Chiller (dir. Wes Craven, 1985)
Kaun? (dir. Ram Gopal Varma, 1999) Varma’s use of setting here is so major, eliciting fear and obscurity almost exclusively through camera movements and narrative control. One of the spookiest, most subversive home invasion films I’ve seen (particularly in its exploration of power within the genre). I need to see more Varma.
Fright House (dir. Len Anthony, 1989) Makes absolutely no sense but Ernest Dickerson shoots the heck out of it and in terms of October vibes, it really does the trick.
Faust (dir. F.W. Murnau, 1926)
Reflections of Evil (dir. Damon Packard, 2002) One of the most disgusting and confounding films I’ve ever seen, but how Packard explores the political climates of several different decades, pop culture and capitalism almost exclusively through one man’s foul-mouthed adventures walking through L.A. selling watches is inspiring, especially in its dazzling final sequence. It also explores Spielberg’s immeasurable effect on culture in a way similar to house Spielberg does himself in Ready Player One.
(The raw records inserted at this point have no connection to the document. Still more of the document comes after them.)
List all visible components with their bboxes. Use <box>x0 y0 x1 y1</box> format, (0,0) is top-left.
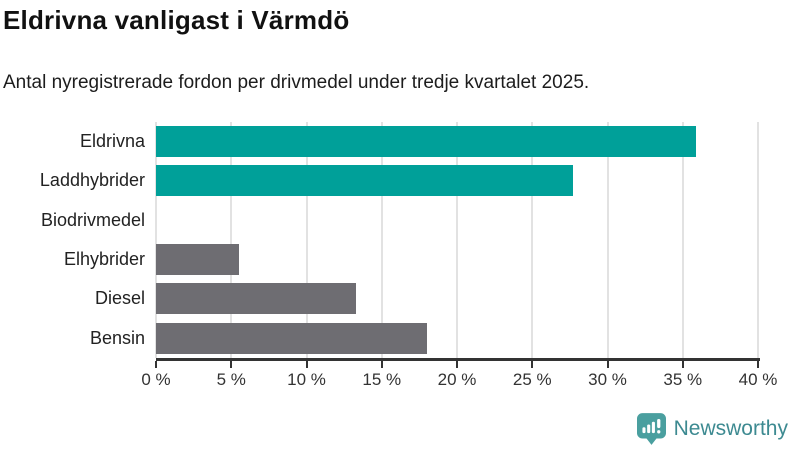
gridline <box>155 122 157 358</box>
gridline <box>531 122 534 358</box>
x-axis-tick-label: 15 % <box>362 370 402 389</box>
category-label: Biodrivmedel <box>40 209 145 230</box>
x-axis-tick <box>531 361 534 368</box>
gridline <box>305 122 308 358</box>
bar <box>156 283 357 315</box>
bar-row <box>156 240 758 279</box>
x-axis-tick-label: 5 % <box>216 370 246 389</box>
category-label: Bensin <box>89 327 145 348</box>
bar <box>156 126 697 158</box>
category-label: Eldrivna <box>79 131 145 152</box>
bar <box>156 322 427 354</box>
bar <box>156 244 239 276</box>
chart-subtitle: Antal nyregistrerade fordon per drivmede… <box>3 72 590 93</box>
newsworthy-logo-icon <box>636 413 666 445</box>
bar-row <box>156 201 758 240</box>
bar-row <box>156 122 758 161</box>
category-label: Elhybrider <box>63 249 145 270</box>
category-label: Laddhybrider <box>39 170 145 191</box>
bar-row <box>156 319 758 358</box>
brand-name: Newsworthy <box>673 417 788 440</box>
plot-area <box>155 122 759 358</box>
gridline <box>456 122 458 358</box>
x-axis-tick-label: 10 % <box>287 370 326 389</box>
x-axis-tick <box>380 361 383 368</box>
category-axis: Eldrivna Laddhybrider Biodrivmedel Elhybrid… <box>0 122 145 358</box>
x-axis-tick-label: 35 % <box>663 370 703 389</box>
brand-footer: Newsworthy <box>636 413 788 445</box>
chart-title: Eldrivna vanligast i Värmdö <box>3 5 350 35</box>
x-axis-tick-label: 20 % <box>437 370 477 389</box>
x-axis-tick-label: 40 % <box>738 370 778 389</box>
x-axis-tick <box>230 361 233 368</box>
x-axis-tick <box>305 361 308 368</box>
bar <box>156 165 573 197</box>
x-axis-tick-label: 30 % <box>588 370 627 389</box>
x-axis-line <box>156 358 760 361</box>
bar-row <box>156 279 758 318</box>
gridline <box>757 122 759 358</box>
gridline <box>681 122 684 358</box>
x-axis-tick <box>155 361 157 368</box>
x-axis-tick <box>681 361 684 368</box>
gridline <box>606 122 609 358</box>
bar-row <box>156 161 758 200</box>
x-axis-tick-label: 0 % <box>141 370 171 389</box>
gridline <box>380 122 383 358</box>
x-axis-tick <box>456 361 458 368</box>
x-axis-tick <box>606 361 609 368</box>
category-label: Diesel <box>94 288 145 309</box>
gridline <box>230 122 233 358</box>
x-axis-tick <box>757 361 759 368</box>
x-axis-tick-label: 25 % <box>512 370 552 389</box>
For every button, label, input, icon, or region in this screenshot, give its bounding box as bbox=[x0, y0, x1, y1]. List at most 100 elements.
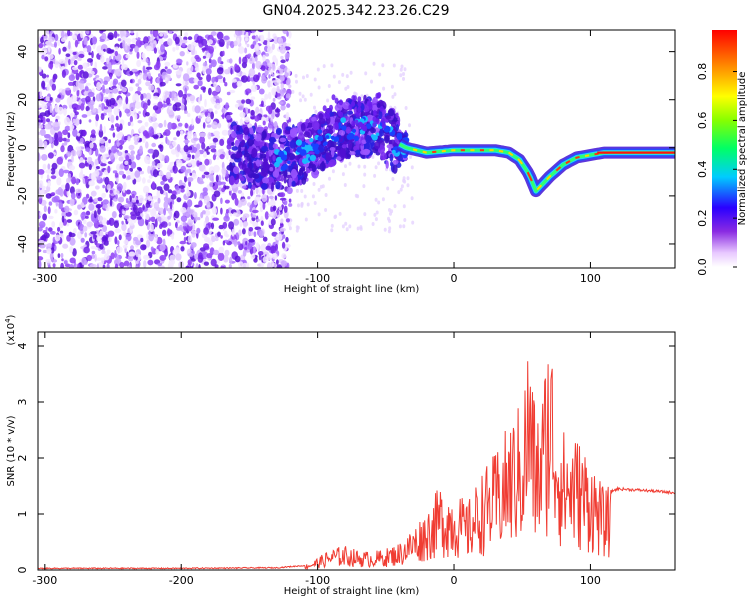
noise-speckle bbox=[243, 213, 250, 218]
noise-speckle bbox=[163, 208, 166, 215]
noise-speckle bbox=[146, 192, 149, 200]
ridge-speckle bbox=[262, 131, 267, 139]
noise-speckle bbox=[160, 181, 165, 185]
noise-speckle bbox=[134, 135, 140, 143]
noise-speckle bbox=[158, 73, 161, 77]
noise-speckle bbox=[72, 34, 76, 39]
noise-speckle bbox=[206, 68, 212, 75]
noise-speckle bbox=[196, 263, 199, 271]
noise-speckle bbox=[144, 156, 150, 164]
noise-speckle bbox=[177, 197, 182, 202]
ridge-speckle bbox=[351, 120, 355, 126]
noise-speckle bbox=[163, 132, 167, 136]
noise-speckle bbox=[101, 114, 105, 121]
noise-speckle bbox=[208, 88, 212, 96]
noise-speckle bbox=[116, 126, 120, 132]
noise-speckle bbox=[204, 172, 210, 175]
noise-speckle bbox=[184, 237, 186, 242]
noise-speckle bbox=[160, 44, 165, 52]
noise-speckle bbox=[264, 94, 268, 100]
noise-speckle bbox=[151, 216, 156, 222]
noise-speckle bbox=[346, 74, 349, 78]
noise-speckle bbox=[267, 63, 272, 68]
noise-speckle bbox=[152, 122, 159, 127]
noise-speckle bbox=[176, 83, 182, 86]
noise-speckle bbox=[179, 185, 185, 189]
noise-speckle bbox=[318, 212, 321, 216]
noise-speckle bbox=[188, 259, 192, 266]
noise-speckle bbox=[212, 218, 219, 221]
noise-speckle bbox=[138, 79, 142, 85]
noise-speckle bbox=[80, 138, 84, 144]
noise-speckle bbox=[91, 129, 96, 135]
noise-speckle bbox=[268, 108, 272, 115]
noise-speckle bbox=[146, 240, 150, 248]
noise-speckle bbox=[237, 81, 243, 87]
ridge-speckle bbox=[358, 122, 362, 128]
noise-speckle bbox=[100, 124, 103, 132]
noise-speckle bbox=[409, 155, 412, 159]
noise-speckle bbox=[63, 170, 69, 173]
noise-speckle bbox=[188, 219, 193, 227]
noise-speckle bbox=[47, 84, 51, 91]
noise-speckle bbox=[157, 263, 162, 266]
noise-speckle bbox=[275, 195, 277, 200]
noise-speckle bbox=[219, 139, 224, 146]
noise-speckle bbox=[109, 128, 114, 131]
noise-speckle bbox=[188, 235, 192, 243]
noise-speckle bbox=[117, 34, 120, 37]
noise-speckle bbox=[74, 118, 79, 125]
noise-speckle bbox=[307, 203, 310, 207]
noise-speckle bbox=[183, 212, 189, 216]
noise-speckle bbox=[104, 253, 109, 260]
noise-speckle bbox=[118, 91, 121, 95]
noise-speckle bbox=[64, 206, 69, 213]
noise-speckle bbox=[394, 204, 397, 208]
noise-speckle bbox=[198, 80, 203, 86]
noise-speckle bbox=[222, 113, 225, 119]
noise-speckle bbox=[159, 255, 166, 261]
noise-speckle bbox=[108, 237, 112, 242]
noise-speckle bbox=[114, 31, 118, 39]
noise-speckle bbox=[100, 145, 106, 153]
noise-speckle bbox=[146, 46, 152, 52]
ridge-speckle bbox=[355, 112, 359, 118]
noise-speckle bbox=[187, 177, 194, 182]
noise-speckle bbox=[51, 192, 55, 196]
noise-speckle bbox=[167, 139, 170, 145]
noise-speckle bbox=[363, 212, 366, 216]
noise-speckle bbox=[139, 146, 143, 154]
ridge-speckle bbox=[386, 160, 389, 168]
noise-speckle bbox=[312, 194, 315, 198]
noise-speckle bbox=[76, 146, 82, 150]
y-axis-multiplier: (x104) bbox=[4, 314, 17, 345]
noise-speckle bbox=[186, 61, 188, 65]
noise-speckle bbox=[115, 264, 118, 272]
ridge-peak bbox=[585, 155, 589, 156]
noise-speckle bbox=[280, 56, 283, 59]
ridge-speckle bbox=[372, 122, 376, 128]
noise-speckle bbox=[102, 85, 105, 92]
noise-speckle bbox=[66, 139, 70, 143]
noise-speckle bbox=[203, 227, 209, 235]
noise-speckle bbox=[106, 48, 111, 54]
x-tick-label: -300 bbox=[32, 574, 57, 587]
noise-speckle bbox=[123, 185, 125, 193]
noise-speckle bbox=[272, 74, 275, 77]
noise-speckle bbox=[39, 72, 43, 75]
ridge-speckle bbox=[255, 168, 258, 173]
noise-speckle bbox=[196, 228, 200, 234]
colorbar-tick-label: 0.2 bbox=[696, 209, 709, 227]
noise-speckle bbox=[107, 184, 111, 190]
noise-speckle bbox=[102, 185, 105, 189]
noise-speckle bbox=[47, 174, 50, 179]
y-tick-label: -40 bbox=[16, 235, 29, 253]
noise-speckle bbox=[183, 231, 186, 235]
noise-speckle bbox=[250, 110, 254, 116]
ridge-speckle bbox=[291, 169, 297, 179]
noise-speckle bbox=[261, 65, 266, 71]
x-tick-label: -300 bbox=[32, 272, 57, 285]
noise-speckle bbox=[277, 86, 280, 92]
noise-speckle bbox=[58, 253, 61, 258]
noise-speckle bbox=[232, 229, 235, 237]
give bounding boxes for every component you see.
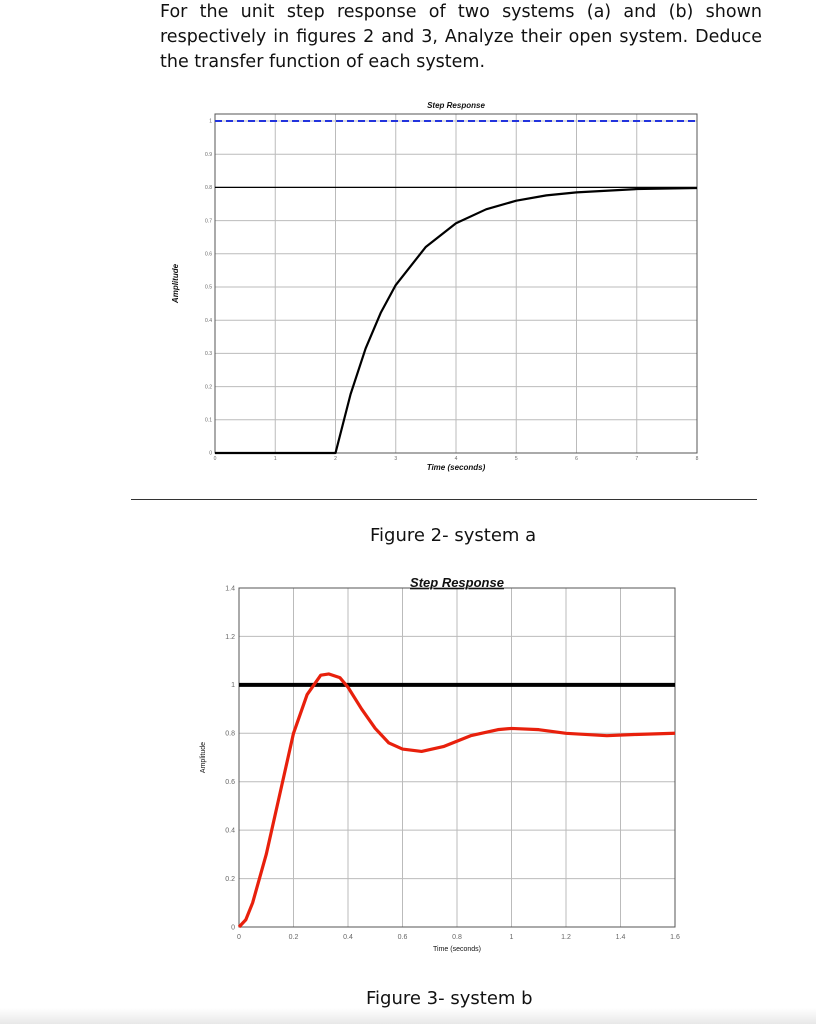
chart-b-x-tick-label: 1.2 (561, 934, 571, 941)
chart-a-y-tick-label: 0.8 (205, 185, 212, 191)
chart-a-y-tick-label: 0.1 (205, 417, 212, 423)
chart-a-y-tick-label: 0.9 (205, 152, 212, 158)
chart-b-y-tick-label: 0.8 (225, 731, 235, 738)
chart-b-x-tick-label: 0.6 (398, 934, 408, 941)
chart-b-axes-frame (238, 587, 676, 928)
chart-a-x-tick-label: 4 (455, 456, 458, 462)
chart-a-y-tick-label: 0 (209, 451, 212, 457)
chart-b-title: Step Response (410, 575, 504, 590)
chart-b-y-tick-label: 1.4 (225, 585, 235, 592)
chart-a-x-tick-label: 2 (334, 456, 337, 462)
chart-a-x-tick-label: 3 (394, 456, 397, 462)
chart-b-x-tick-label: 0.8 (452, 934, 462, 941)
chart-b-y-tick-label: 0.2 (225, 876, 235, 883)
chart-a-y-tick-label: 0.6 (205, 251, 212, 257)
chart-b-x-tick-label: 1.4 (616, 934, 626, 941)
chart-b-y-tick-label: 0.6 (225, 779, 235, 786)
chart-b-y-tick-label: 0 (231, 924, 235, 931)
chart-a-x-axis-label: Time (seconds) (427, 463, 486, 472)
divider (131, 499, 757, 500)
chart-a-y-tick-label: 0.7 (205, 218, 212, 224)
chart-a-y-axis-label: Amplitude (171, 263, 180, 304)
chart-a-x-tick-label: 1 (274, 456, 277, 462)
chart-a-y-tick-label: 0.2 (205, 384, 212, 390)
chart-a-x-tick-label: 0 (214, 456, 217, 462)
figure-2-caption: Figure 2- system a (370, 525, 537, 546)
bottom-fade (0, 1008, 816, 1024)
chart-b-x-tick-label: 1 (510, 934, 514, 941)
chart-b-y-tick-label: 0.4 (225, 827, 235, 834)
chart-a-y-tick-label: 0.4 (205, 318, 212, 324)
chart-b-x-tick-label: 0.2 (289, 934, 299, 941)
chart-a-x-tick-label: 6 (575, 456, 578, 462)
chart-b-series-line (237, 672, 676, 929)
figure-3-caption: Figure 3- system b (366, 988, 533, 1009)
chart-a-x-tick-label: 5 (515, 456, 518, 462)
chart-b-y-tick-label: 1 (231, 682, 235, 689)
chart-b-y-axis-label: Amplitude (200, 742, 207, 773)
chart-a-y-tick-label: 0.3 (205, 351, 212, 357)
chart-b-x-axis-label: Time (seconds) (433, 946, 481, 953)
chart-a-series-line (215, 186, 698, 455)
chart-a-title: Step Response (427, 101, 485, 110)
chart-a-x-tick-label: 7 (635, 456, 638, 462)
chart-a-x-tick-label: 8 (696, 456, 699, 462)
chart-b-y-tick-label: 1.2 (225, 634, 235, 641)
chart-a-axes-frame (214, 113, 698, 454)
chart-b-x-tick-label: 0.4 (343, 934, 353, 941)
chart-b-x-tick-label: 1.6 (670, 934, 680, 941)
chart-a-y-tick-label: 1 (209, 119, 212, 125)
chart-b-x-tick-label: 0 (237, 934, 241, 941)
chart-a-y-tick-label: 0.5 (205, 285, 212, 291)
question-text: For the unit step response of two system… (160, 2, 762, 72)
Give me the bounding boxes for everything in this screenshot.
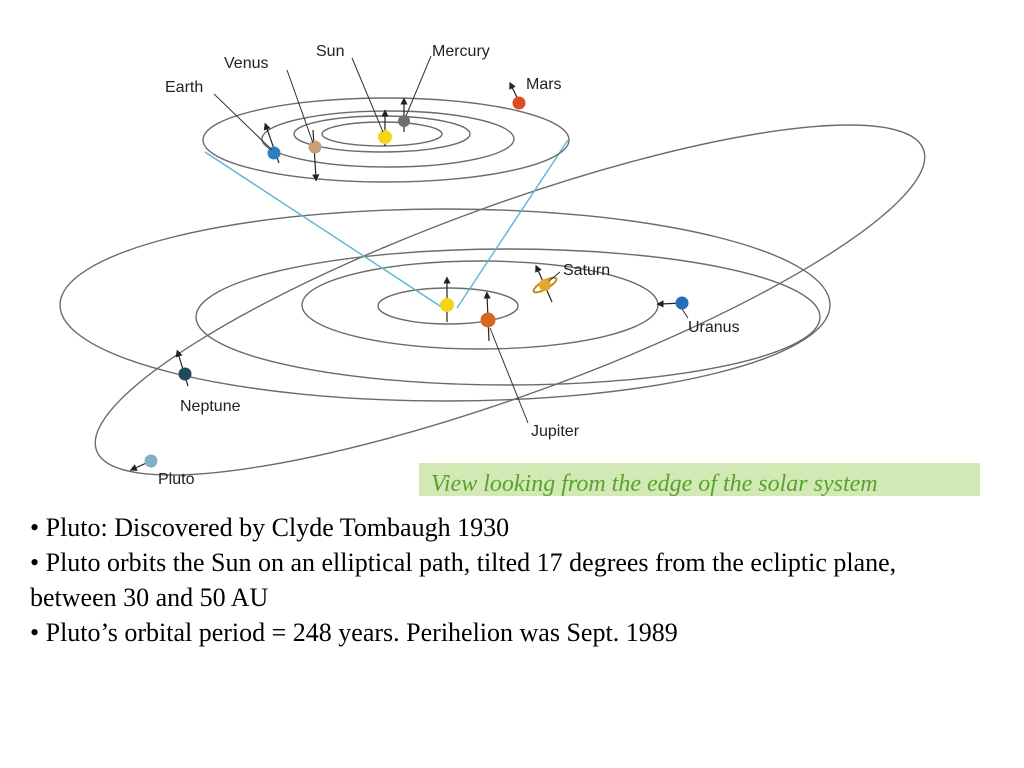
earth-planet	[267, 146, 281, 160]
venus-planet	[308, 140, 322, 154]
bullet-orbit: • Pluto orbits the Sun on an elliptical …	[30, 548, 897, 612]
label-uranus: Uranus	[688, 319, 740, 336]
jupiter-planet	[480, 312, 496, 328]
mars-planet	[512, 96, 526, 110]
label-mars: Mars	[526, 76, 562, 93]
neptune-planet	[178, 367, 192, 381]
bullet-period: • Pluto’s orbital period = 248 years. Pe…	[30, 618, 678, 647]
mercury-orbit	[321, 121, 443, 147]
venus-axis	[312, 129, 320, 182]
label-jupiter: Jupiter	[531, 423, 580, 440]
label-earth: Earth	[165, 79, 203, 96]
sun-pointer	[351, 57, 384, 133]
cone-line-left	[204, 151, 444, 309]
uranus-orbit	[195, 248, 821, 386]
label-saturn: Saturn	[563, 262, 610, 279]
jupiter-orbit	[377, 287, 519, 325]
label-mercury: Mercury	[432, 43, 490, 60]
saturn-pointer	[548, 271, 561, 282]
cone-line-right	[456, 139, 569, 309]
jupiter-pointer	[489, 327, 529, 424]
label-pluto: Pluto	[158, 471, 195, 488]
diagram-caption: View looking from the edge of the solar …	[431, 471, 878, 497]
caption-background	[419, 463, 980, 496]
mars-orbit	[202, 97, 570, 183]
sun-center	[440, 298, 454, 312]
mercury-planet	[398, 115, 410, 127]
uranus-pointer	[681, 308, 689, 319]
uranus-planet	[675, 296, 689, 310]
bullet-list: • Pluto: Discovered by Clyde Tombaugh 19…	[30, 510, 970, 650]
mercury-pointer	[405, 55, 432, 117]
label-neptune: Neptune	[180, 398, 241, 415]
solar-system-diagram: Venus Sun Mercury Earth Mars Saturn Uran…	[59, 43, 980, 497]
label-venus: Venus	[224, 55, 268, 72]
saturn-planet	[539, 279, 551, 291]
neptune-orbit	[59, 208, 831, 402]
pluto-planet	[144, 454, 158, 468]
bullet-discovery: • Pluto: Discovered by Clyde Tombaugh 19…	[30, 513, 510, 542]
pluto-orbit	[94, 124, 926, 476]
sun-top	[378, 130, 392, 144]
label-sun: Sun	[316, 43, 344, 60]
venus-pointer	[286, 69, 314, 144]
earth-pointer	[213, 93, 273, 151]
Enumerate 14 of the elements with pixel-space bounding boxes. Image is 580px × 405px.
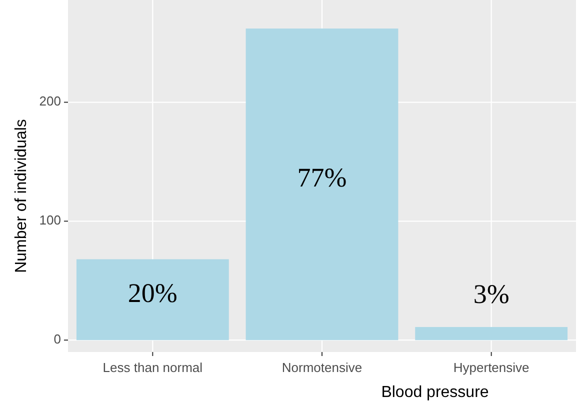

Christine (dir. John Carpenter, 1983)*
Torso (dir. Sergio Martino, 1973)
Scream (dir. Wes Craven, 1996)*
Dracula (dir. Francis Ford Coppola, 1992)*
Nightmare Detective (dir. Shinya Tsukamoto, 2006)
Student Bodies (dir. Mickey Rose, 1981)
Giallo (dir. Dario Argento, 2009) I’m so consistently amazed with how self-reflexive horror auteurs get later on in their careers, as well as by how unwilling audiences who praise their early work are to buy into said work. To hyper-focus on this film’s aesthetic as generic and its violence gratuitous (and the same goes for 2004’s THE CARD PLAYER) is ignoring how painstakingly Argento wrestles with a genre he revolutionized. I mean, our antagonist here is a entitled man who sexualizes violence and whose skin has gone yellow in order to justify his namesake being that of said genre, how much more does he have to spell it out before he can be given credit (instead of using this as an opportunity to, say, jab at Argento for a negative review of the film by saying he is “yellowing with age”, Fangoria…….). Of course, I don’t mean to discredit the film by simplifying it in such a way but that Argento was this obvious in his attempt to self-reflect, it becomes especially evident that he, nor the genre, are taken seriously. I particularly think that this progresses the genre in its equal pathologizing of both parties of its cat-and-mouse game (both portrayed by Brody), ultimately sparing its victim in the end but leaving the originator of her trauma relatively ambiguous. At once, it is obvious that the character Giallo is to blame for his horrific violence, but it never takes the magnifying glass off of the detective character either, nor off of the giallo genre itself. I need to revisit some early Argento because I remember appreciating them for their craft and innovation, but that was much easier to do in the 70s (with regards to the subject matter of other films, at least). What he experiments with in his post-2000 work, however, is even more fascinating to me and will need to be examined.